The bare minimum to aim for when choosing and expressing your values is to not waste your audience’s time by simply telling them what type of organisation they can expect to find in the charity sector. What’s more, it can arouse suspicion, “Why do you feel the need to say you’re honest?!”
Distinguish values from behaviours
Almost 35% of the charities looked at showed evidence of confusing "values" and "behaviours". The simple rule is this: Don’t tell me you’re funny, make me laugh! In other words, demonstrate you are professional, inclusive, transparent, etc. and use your values statement for something really engaging and differentiating.

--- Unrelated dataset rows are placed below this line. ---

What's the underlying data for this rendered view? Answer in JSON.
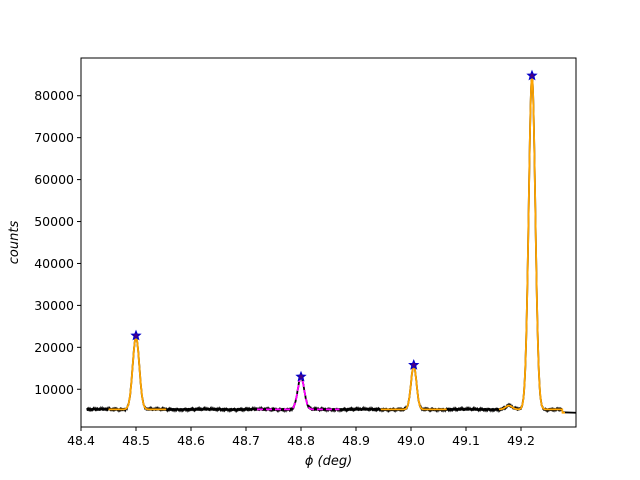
{
  "chart_data": {
    "type": "line",
    "title": "",
    "xlabel": "ϕ (deg)",
    "ylabel": "counts",
    "xlim": [
      48.4,
      49.3
    ],
    "ylim": [
      1000,
      89000
    ],
    "xticks": [
      48.4,
      48.5,
      48.6,
      48.7,
      48.8,
      48.9,
      49.0,
      49.1,
      49.2
    ],
    "xtick_labels": [
      "48.4",
      "48.5",
      "48.6",
      "48.7",
      "48.8",
      "48.9",
      "49.0",
      "49.1",
      "49.2"
    ],
    "yticks": [
      10000,
      20000,
      30000,
      40000,
      50000,
      60000,
      70000,
      80000
    ],
    "ytick_labels": [
      "10000",
      "20000",
      "30000",
      "40000",
      "50000",
      "60000",
      "70000",
      "80000"
    ],
    "grid": false,
    "baseline": 5200,
    "series": [
      {
        "role": "data",
        "color": "#000000",
        "x_range": [
          48.41,
          49.3
        ],
        "peaks": [
          {
            "center": 48.5,
            "height": 22500,
            "width": 0.006
          },
          {
            "center": 48.8,
            "height": 12800,
            "width": 0.006
          },
          {
            "center": 49.005,
            "height": 15600,
            "width": 0.005
          },
          {
            "center": 49.22,
            "height": 84500,
            "width": 0.006
          },
          {
            "center": 49.178,
            "height": 6100,
            "width": 0.006
          }
        ]
      },
      {
        "role": "fit",
        "color": "#ffa500",
        "segments": [
          [
            48.45,
            48.555
          ],
          [
            48.945,
            49.065
          ],
          [
            49.16,
            49.28
          ]
        ]
      },
      {
        "role": "fit",
        "color": "#ff00ff",
        "segments": [
          [
            48.72,
            48.87
          ]
        ]
      }
    ],
    "peak_markers": [
      {
        "x": 48.5,
        "y": 22800
      },
      {
        "x": 48.8,
        "y": 13000
      },
      {
        "x": 49.005,
        "y": 15800
      },
      {
        "x": 49.22,
        "y": 84800
      }
    ],
    "colors": {
      "data": "#000000",
      "fit_primary": "#ffa500",
      "fit_secondary": "#ff00ff",
      "marker_edge": "#0000cc",
      "marker_fill": "#4b0082"
    }
  }
}
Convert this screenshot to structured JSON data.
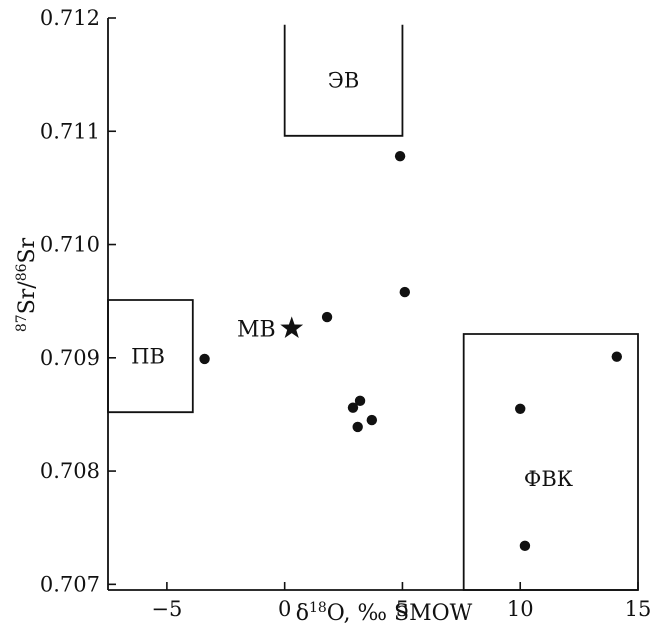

This is understandable, as values, which are external communications tools, and behaviours, which are internal management tools, have a similar sounding, positive, meaning-laden vocabulary. Using "respect" (28%) and "effective" (16%) are examples of this.
Crucial opportunity lost
However, the key difference is that behaviours are "the standards you operate to" and values are "the principles behind your actions". When these two get confused a crucial opportunity to engage and connect is lost. In the worst examples one found values statements that read like the internal strategy documents they were probably copied and pasted from!
Your values should be about why you do what you do. They’re an opportunity to connect by saying what drives you, what you believe and what are you not prepared to tolerate. They are not an occasion to talk about your equal opportunities policy or customer focus.
In addition to those relying on generic table stakes and standard internal behaviours, 28% of the charities looked at didn’t explicitly talk about their values at all. Now, if their values shine through strong copy and engaging branding then that’s one thing, but if it is a deliberate attempt not to alienate or offend then it is a serious misjudgment.
All charities are expected to have core beliefs and want to see a change in the world. Over a third of the charities researched cited "equality" as one of their key values, therefore they should really be upsetting someone somewhere because if not, they aren’t fighting the vested interests that perpetuate inequality.
So what to do? If playing it safe will leave you drowned out, indistinct and unengaging does that mean you have to be "dangerous"? No, not dangerous and certainly not reckless but bold, ambitious, leading and real.
Standing for something
Draw your values out from the organisation and tell them well. Tell people who you are and why it matters that you exist. If you don’t take a stand for something, you may as well not stand for anything. By trying to please everyone and playing it safe, you could risk not getting through to anyone.
Get past the obvious
Remember, in a crowded market, people will listen to you and give you time and money when they care about your cause and share the values that drive your approach.
Don’t waste the opportunity to use value statements to say something really engaging and differentiating.
When emotional engagement is the goal, lead with the "why" rather than the "what" or "how".
Driving your approach
Talk with people who care and tell them how your values drive your approach.
The solution is not to make something up; if you can’t find anything genuine then be prepared to fundamentally change who you are.
The objective is to identify the truth of what you stand for, and then tell it well.
Your values are about why you do what you do. Values are about the principles that drive you.
Stand for something, cause a reaction, get past the obvious and taken for granted, remember who you represent and find something genuine. Then people will rally to your cause, give you the funds you need and make you the change-maker you were conceived to be.